Zurich Financial Services AG said it has created a unit to sell insurance to companies that have undergone a merger or acquisition, a market the Swiss company estimates is worth $10 billion a year in premiums.
The unit, which Zurich said Wednesday is the first of its kind in the industry, commences operations amid record global M&A activity. Corporate transactions worth $3.1 trillion have been announced so far this year, after M&A activity set a record of $4 trillion in 2006.
Zurich's move reflects insurers' increased efforts to tap into fresh markets in search of premium growth, which has stalled in the United States and Europe and has not yet been compensated for by forays into markets such as China and India.
The unit, which is expected to have about 40 employees by yearend in cities such as New York, London, and Zurich, is to include several M&A specialists who have brokerage or private-equity background.

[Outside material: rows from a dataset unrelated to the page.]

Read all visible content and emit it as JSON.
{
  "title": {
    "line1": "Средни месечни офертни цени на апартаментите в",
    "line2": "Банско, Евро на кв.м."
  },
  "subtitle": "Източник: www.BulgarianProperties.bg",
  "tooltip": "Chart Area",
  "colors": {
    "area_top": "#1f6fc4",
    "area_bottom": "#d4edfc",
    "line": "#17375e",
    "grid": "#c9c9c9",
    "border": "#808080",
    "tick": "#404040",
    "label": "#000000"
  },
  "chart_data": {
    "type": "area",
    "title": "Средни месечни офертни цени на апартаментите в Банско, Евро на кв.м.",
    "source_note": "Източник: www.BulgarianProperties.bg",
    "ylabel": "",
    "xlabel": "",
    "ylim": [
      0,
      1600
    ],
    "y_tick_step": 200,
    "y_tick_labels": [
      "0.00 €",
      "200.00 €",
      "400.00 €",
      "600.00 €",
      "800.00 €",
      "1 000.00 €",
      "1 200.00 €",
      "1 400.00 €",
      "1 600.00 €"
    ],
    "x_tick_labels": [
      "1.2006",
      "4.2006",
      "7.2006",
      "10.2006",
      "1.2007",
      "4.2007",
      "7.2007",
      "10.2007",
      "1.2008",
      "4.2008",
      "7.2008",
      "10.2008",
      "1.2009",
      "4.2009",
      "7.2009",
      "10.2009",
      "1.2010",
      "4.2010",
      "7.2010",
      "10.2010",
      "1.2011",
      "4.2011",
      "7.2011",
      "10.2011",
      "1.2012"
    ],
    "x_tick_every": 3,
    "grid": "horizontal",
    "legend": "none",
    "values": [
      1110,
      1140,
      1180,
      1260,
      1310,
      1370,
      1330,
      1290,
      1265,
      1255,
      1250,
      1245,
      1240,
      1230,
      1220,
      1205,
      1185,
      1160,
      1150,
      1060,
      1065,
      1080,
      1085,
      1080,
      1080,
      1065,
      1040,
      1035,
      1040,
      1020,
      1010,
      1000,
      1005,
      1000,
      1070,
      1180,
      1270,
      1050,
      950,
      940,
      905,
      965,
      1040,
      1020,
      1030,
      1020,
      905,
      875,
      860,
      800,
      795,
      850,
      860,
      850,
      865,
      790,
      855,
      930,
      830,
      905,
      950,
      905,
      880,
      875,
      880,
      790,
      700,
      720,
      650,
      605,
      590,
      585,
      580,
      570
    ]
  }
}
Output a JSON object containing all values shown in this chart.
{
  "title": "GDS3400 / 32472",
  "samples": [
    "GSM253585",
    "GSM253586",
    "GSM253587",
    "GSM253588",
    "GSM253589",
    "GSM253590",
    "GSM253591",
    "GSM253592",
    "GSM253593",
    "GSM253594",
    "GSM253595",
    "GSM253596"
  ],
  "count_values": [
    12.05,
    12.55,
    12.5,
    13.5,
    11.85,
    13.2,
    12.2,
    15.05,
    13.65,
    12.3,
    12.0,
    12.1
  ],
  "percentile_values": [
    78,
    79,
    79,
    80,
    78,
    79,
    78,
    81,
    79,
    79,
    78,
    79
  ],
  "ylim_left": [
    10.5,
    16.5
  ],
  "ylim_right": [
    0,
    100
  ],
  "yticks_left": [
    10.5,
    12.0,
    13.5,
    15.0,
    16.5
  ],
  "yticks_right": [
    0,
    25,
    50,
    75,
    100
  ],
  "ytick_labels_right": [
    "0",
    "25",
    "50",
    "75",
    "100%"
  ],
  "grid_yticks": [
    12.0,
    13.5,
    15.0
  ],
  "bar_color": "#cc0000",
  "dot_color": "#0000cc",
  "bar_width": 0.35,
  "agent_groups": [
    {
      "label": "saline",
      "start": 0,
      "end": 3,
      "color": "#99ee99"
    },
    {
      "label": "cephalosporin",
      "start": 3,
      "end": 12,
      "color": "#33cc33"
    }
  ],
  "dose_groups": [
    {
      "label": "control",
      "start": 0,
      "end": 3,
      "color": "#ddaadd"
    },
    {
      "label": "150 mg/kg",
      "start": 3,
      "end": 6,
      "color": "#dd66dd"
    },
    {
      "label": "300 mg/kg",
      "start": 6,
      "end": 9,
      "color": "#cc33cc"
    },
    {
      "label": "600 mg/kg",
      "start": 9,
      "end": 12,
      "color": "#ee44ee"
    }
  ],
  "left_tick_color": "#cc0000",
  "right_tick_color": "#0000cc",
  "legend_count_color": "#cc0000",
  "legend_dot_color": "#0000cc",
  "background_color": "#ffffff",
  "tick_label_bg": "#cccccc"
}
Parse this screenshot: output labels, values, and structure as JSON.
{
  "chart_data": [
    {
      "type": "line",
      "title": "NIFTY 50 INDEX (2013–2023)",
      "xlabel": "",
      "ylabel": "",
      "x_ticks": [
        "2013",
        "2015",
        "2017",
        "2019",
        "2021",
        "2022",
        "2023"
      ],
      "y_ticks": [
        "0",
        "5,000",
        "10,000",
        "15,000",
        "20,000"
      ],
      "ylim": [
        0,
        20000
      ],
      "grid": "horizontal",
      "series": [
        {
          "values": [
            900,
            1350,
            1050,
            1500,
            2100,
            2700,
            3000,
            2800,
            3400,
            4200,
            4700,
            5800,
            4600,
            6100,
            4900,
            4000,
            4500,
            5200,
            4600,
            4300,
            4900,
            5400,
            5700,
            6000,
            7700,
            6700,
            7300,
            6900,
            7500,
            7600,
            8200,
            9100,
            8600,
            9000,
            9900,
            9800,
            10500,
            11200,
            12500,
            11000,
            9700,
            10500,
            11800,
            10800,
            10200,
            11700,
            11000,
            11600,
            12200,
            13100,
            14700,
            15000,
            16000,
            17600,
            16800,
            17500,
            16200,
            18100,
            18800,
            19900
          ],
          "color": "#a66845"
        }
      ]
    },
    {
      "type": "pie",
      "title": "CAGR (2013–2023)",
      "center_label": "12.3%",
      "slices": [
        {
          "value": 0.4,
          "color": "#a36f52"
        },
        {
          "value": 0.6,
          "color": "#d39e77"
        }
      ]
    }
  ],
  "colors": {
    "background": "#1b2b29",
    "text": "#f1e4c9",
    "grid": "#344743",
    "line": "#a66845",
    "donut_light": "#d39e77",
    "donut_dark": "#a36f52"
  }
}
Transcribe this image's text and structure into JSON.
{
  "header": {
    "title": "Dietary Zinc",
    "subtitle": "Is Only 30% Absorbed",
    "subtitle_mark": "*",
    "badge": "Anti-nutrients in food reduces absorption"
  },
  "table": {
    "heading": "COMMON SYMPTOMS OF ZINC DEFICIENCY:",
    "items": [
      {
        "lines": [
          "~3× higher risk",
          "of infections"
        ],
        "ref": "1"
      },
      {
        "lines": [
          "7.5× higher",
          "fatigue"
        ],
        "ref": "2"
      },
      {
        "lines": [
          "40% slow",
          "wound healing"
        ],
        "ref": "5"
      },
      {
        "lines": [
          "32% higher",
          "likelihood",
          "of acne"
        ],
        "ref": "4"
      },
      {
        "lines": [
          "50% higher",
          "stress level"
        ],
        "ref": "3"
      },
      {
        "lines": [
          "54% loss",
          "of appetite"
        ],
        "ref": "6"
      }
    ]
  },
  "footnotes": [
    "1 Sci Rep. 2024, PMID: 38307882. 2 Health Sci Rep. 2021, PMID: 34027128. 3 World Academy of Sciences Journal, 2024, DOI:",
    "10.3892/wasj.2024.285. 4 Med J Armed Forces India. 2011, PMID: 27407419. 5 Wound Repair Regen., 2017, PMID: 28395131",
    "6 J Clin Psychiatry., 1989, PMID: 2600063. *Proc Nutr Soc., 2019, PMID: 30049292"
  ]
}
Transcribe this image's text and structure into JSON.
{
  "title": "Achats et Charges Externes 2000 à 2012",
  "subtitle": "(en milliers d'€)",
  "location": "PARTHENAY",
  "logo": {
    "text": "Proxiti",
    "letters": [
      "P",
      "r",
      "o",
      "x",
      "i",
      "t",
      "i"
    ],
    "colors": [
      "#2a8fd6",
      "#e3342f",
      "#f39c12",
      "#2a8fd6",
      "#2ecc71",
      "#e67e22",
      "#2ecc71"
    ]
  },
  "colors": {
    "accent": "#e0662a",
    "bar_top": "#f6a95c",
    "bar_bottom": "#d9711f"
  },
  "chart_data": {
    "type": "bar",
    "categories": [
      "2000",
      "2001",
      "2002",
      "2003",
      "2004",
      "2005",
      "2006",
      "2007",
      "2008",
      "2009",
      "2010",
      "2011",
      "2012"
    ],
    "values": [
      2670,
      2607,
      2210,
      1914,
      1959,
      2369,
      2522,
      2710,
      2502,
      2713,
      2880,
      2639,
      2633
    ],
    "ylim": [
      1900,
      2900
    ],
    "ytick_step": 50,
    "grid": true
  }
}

"With the creation of the unit, Zurich is the only insurer to offer a fully integrated and fully dedicated team of professionals with expertise in a broad range of insurance products and all aspects of the M&A process," Mario Vitale, the CEO of Zurich's North American global corporate division, said in a press release.
Thomas L. Gamble, who was named president of the M&A unit, said the recent takeover wave by private-equity firms made it apparent that financial players often have different insurance needs and risk appetites than the companies they are buying.
Thus, many financial companies are changing their insurance contracts or requiring additional policies.
Zurich said it wants to capitalize by being able to help companies find quick solutions for insurance issues.